For boaters, Nanaimo is ideally situated near the mid-point of the Salish Sea on Vancouver Island’s east shore, at the top end of the Gulf Islands and due west from Vancouver. Nanaimo is part of the Salish Sea Circle Tour and Gulf Islands Circle Tour.
Don’t have a boat? No worries. There are lots and lots of ways to get on the water in Nanaimo. (You’ll find them at On the Waterfront and Further Ashore.) BC Ferries serves Nanaimo from its Horseshoe Bay and Tsawwassen terminals.
Whether you arrive by keel or wheel, you will be struck by how perfect a union has been made between land and water (video). The Harbourfront Walkway threads intimately beside and over the water, with docks lined by boats and more boats moored out in the bay on one side, and shops, eateries and pubs on the other. You are likely to comment, “this is the way a town should be built,” as you climb the stairs to Front Street and stroll through the fashionably historic downtown, with major hotels standing guard at the entrance.
The Nanaimo Boat Basin tucks you into the heart of the waterfront. It is more serene at the Waterfront Marina and Suites, but still a short walk to the “action.” A must visit is to the Dinghy Dock Pub, Canada’s only floating pub. The name tells boaters how to get there. There is a ferry from the Boat Basin for the boatless. For ultimate serenity in a full service marina, just 16 kilometres away, moor at Page’s Resort and Marina, a good base for the Gulf Islands and visits to town.

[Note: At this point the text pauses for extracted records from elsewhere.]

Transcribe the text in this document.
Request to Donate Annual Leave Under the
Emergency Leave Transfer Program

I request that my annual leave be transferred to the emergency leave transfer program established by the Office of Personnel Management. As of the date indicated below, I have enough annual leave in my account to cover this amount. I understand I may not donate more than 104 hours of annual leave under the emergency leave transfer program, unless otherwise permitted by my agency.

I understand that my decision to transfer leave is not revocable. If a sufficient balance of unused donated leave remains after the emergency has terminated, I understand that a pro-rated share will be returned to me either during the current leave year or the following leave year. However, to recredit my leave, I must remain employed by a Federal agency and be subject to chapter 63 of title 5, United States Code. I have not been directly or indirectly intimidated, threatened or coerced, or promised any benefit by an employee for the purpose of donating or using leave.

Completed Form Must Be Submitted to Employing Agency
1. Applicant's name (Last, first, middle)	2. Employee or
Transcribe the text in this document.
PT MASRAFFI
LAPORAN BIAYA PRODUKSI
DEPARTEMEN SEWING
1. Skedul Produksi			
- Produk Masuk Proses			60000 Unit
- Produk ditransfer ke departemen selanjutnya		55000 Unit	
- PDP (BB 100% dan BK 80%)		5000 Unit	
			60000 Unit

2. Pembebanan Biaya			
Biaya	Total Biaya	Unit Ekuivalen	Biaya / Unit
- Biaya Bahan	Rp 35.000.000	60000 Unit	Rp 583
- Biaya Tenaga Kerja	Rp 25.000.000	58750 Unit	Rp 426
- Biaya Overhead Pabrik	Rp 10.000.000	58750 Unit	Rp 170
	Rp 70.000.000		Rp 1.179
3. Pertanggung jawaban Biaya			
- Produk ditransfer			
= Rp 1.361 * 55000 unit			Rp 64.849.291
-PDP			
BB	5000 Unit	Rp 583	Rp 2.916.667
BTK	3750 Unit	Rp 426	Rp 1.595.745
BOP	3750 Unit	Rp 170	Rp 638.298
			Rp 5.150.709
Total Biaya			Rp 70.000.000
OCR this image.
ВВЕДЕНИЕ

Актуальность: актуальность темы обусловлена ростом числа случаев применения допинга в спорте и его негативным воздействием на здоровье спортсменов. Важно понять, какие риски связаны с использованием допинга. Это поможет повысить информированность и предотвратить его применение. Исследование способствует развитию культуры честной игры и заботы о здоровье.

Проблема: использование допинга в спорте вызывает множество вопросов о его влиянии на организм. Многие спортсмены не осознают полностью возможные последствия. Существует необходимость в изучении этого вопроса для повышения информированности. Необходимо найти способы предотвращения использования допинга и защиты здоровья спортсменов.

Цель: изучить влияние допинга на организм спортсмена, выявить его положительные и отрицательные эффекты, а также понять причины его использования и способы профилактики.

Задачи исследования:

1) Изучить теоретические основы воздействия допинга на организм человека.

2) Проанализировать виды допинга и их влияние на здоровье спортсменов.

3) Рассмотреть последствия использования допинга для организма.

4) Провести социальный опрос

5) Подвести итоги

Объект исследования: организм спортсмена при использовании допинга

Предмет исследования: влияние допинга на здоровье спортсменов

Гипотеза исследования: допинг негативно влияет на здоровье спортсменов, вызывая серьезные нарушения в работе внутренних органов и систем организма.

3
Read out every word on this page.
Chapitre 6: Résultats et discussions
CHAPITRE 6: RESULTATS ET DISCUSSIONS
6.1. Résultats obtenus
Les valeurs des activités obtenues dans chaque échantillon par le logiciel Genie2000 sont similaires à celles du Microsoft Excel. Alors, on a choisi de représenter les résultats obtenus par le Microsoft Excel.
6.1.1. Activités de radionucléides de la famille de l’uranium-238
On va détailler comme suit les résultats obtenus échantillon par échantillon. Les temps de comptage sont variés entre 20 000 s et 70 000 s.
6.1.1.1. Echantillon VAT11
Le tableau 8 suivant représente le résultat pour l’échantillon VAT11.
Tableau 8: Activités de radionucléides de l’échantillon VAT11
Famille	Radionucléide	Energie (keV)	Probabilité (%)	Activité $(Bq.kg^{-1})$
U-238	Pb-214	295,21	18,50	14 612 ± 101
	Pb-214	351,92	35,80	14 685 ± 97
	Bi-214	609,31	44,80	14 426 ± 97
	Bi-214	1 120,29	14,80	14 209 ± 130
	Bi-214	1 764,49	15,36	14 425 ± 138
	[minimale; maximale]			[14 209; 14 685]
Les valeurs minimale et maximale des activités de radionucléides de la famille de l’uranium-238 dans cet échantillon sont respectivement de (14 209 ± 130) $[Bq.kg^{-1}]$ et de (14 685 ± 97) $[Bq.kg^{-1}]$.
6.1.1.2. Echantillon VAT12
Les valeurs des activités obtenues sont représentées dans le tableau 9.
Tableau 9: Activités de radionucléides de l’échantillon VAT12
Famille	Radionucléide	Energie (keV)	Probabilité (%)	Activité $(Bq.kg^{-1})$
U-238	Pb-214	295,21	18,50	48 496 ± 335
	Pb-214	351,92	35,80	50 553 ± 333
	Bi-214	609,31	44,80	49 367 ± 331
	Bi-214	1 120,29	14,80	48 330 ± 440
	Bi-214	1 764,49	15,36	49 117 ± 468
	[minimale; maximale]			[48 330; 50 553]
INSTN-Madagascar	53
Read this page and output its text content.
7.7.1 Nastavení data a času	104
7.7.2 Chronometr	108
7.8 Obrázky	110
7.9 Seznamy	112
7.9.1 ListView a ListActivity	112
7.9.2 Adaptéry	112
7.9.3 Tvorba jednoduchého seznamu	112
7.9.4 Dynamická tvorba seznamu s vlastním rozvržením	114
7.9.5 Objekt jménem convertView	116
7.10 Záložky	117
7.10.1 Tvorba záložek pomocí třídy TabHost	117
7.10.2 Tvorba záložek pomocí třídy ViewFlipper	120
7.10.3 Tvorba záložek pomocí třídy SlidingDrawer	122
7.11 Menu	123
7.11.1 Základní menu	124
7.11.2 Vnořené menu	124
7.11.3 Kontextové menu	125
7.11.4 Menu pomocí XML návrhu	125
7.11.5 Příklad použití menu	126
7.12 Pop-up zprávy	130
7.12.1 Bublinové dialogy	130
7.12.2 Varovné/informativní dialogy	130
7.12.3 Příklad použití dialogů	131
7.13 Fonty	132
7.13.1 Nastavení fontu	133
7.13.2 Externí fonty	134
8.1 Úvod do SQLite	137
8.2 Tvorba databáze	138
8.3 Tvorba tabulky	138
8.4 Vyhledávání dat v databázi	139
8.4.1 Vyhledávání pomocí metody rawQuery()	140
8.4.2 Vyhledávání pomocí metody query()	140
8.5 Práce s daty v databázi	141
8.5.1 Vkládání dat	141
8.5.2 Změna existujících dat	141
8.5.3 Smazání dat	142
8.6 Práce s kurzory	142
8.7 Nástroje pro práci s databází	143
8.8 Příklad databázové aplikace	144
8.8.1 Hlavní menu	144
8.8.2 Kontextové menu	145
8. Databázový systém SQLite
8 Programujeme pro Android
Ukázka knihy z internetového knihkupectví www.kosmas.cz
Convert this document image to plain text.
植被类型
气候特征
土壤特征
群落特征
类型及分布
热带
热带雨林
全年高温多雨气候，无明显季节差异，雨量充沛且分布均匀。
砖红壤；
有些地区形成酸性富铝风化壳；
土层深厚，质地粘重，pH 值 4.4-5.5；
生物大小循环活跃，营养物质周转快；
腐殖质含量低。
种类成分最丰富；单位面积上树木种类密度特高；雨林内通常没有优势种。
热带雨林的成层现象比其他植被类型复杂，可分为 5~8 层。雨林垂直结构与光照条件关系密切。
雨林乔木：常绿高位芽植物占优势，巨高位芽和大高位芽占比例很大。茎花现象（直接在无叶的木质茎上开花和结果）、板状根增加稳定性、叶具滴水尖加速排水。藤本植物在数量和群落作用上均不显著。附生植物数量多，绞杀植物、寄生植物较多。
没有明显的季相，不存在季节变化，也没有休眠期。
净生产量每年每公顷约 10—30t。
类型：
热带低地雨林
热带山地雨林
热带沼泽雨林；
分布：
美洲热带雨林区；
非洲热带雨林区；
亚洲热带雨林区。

You will find information on Nanaimo’s many attractions under On the Waterfront and Further Ashore. This is a place where you may enjoy varied dining, entertainment and artistic endowments; farm, beverage and culinary tours, great pubs, snorkeling with the seals, catching fresh seafood and ocean ecotours.
They should hold a contest: “Why is Nanaimo like a Nanaimo Bar?” Come and explore our many layers and flavours. And give us your answer.